Over the past six years, BP has adopted a three-tiered approach for developing and sustaining dynamic modelling through a process of demonstrating value, crystallizing interest and building regional capability.
The creation of an internal dynamic modelling programme was followed by the establishment of pilots in three North Sea fields through collaboration between the central subsurface technology organization and key staff in the region. The combination of third party applications and in house software enabled BP to create an improved operating strategy for each field, bringing enhanced flow stability and increased production by 3.5 mbd. With few practitioners it was also necessary to express the output of the modelling in a manner that could easily be interpreted by those with no previous experience of dynamic modelling. Visualization was used to convey the key findings derived from the dynamic studies. Particular emphasis was placed on presenting the findings in a format that preserved the 'shelf-life' and recognized the synergy between steady state and dynamic modelling. The latter ensured that dynamic modelling could be tied in with an extensive group of steady state modelling practitioners.

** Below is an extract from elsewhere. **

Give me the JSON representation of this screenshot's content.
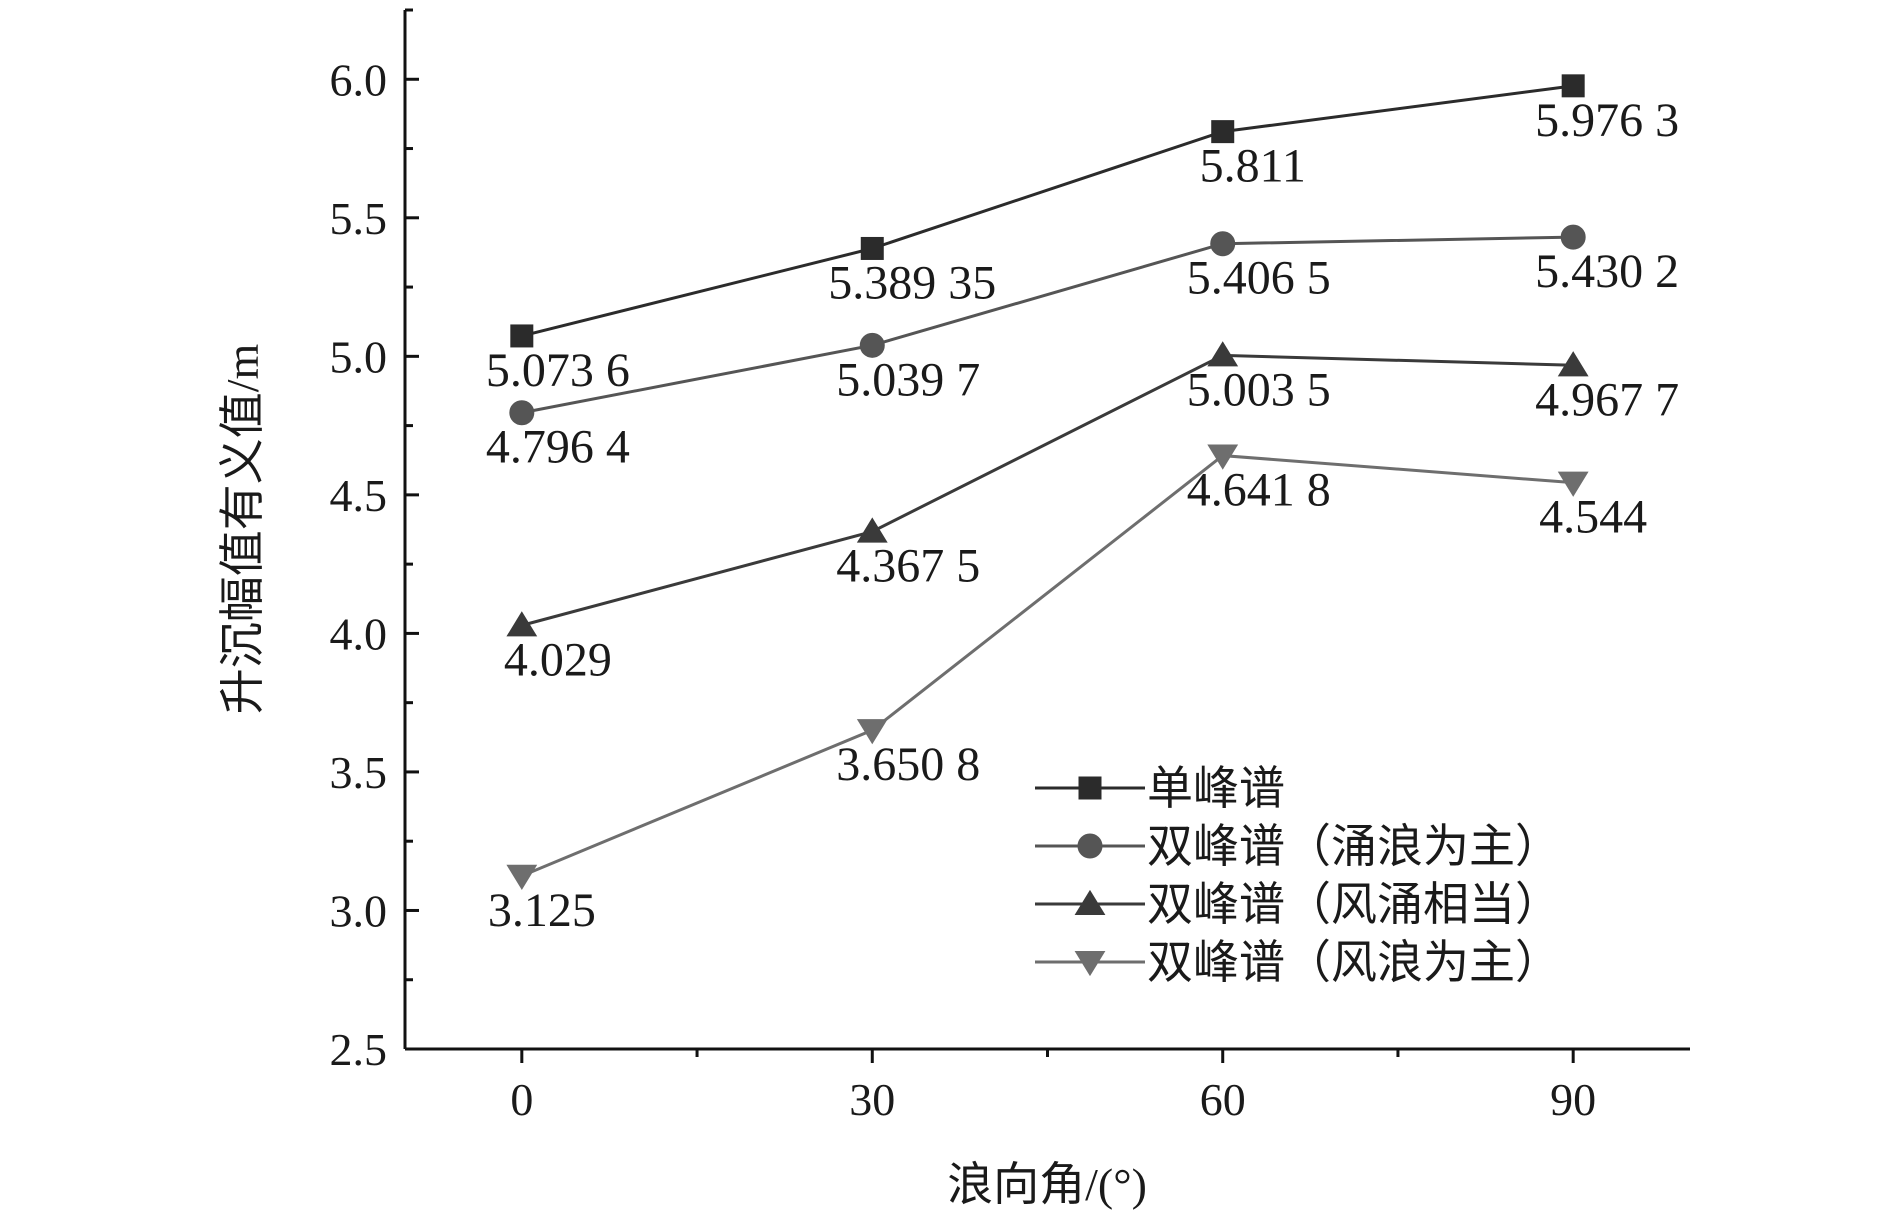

Other influential factors in the success of the pilot included included buy-in from the assets involved and the company as a whole, continuous remote support, easy access to real time operating data, the ability to refine and hone the modelling techniques and a clear understanding of the value that the system added.
The success of the three pilot schemes in the North Sea encouraged the company to appoint a full time modelling specialist for the region. A single modelling programme was developed from the pilots, which could then be coordinated entirely from within the company's North Sea business unit. This initial development in the North Sea, whilst demonstrating success, was also designed to ensure it can now be replicated in many other regions, with application currently underway in several areas including Angola, Trinidad and the Gulf of Mexico.
Over a three-year period, the resource grew from a single specialist to five people with dynamic capability. A North Sea system optimisation team was established to cover the region and support all aspects of real time system analysis. The team is now regarded a good example of how to build a sustainable modelling capability within a company. Its success has led to significant and important internal buy in and requests for further work. The team now has a clear identity, modelling knowledge is shared amongst the individuals and the modelling software and workflows have been standardised.
Conclusion
What was initially a relatively small, regional pilot project for BP has matured into a global initiative across the company. The number of fields involved in the programme has increased leading to to a significant gain in incremental production. Dynamic modelling has enabled BP to increase incremental production 10 fold in the past six years. In 2011, dynamic modelling initiatives led to 17.5 mbd of annualised incremental production.
The company's focus on demonstrating value and building regional capability, through effective application of technology and seeking to develop and standardize best practice, has enabled it to build a permanent capability for sustaining the use of dynamic modelling to support its daily operations.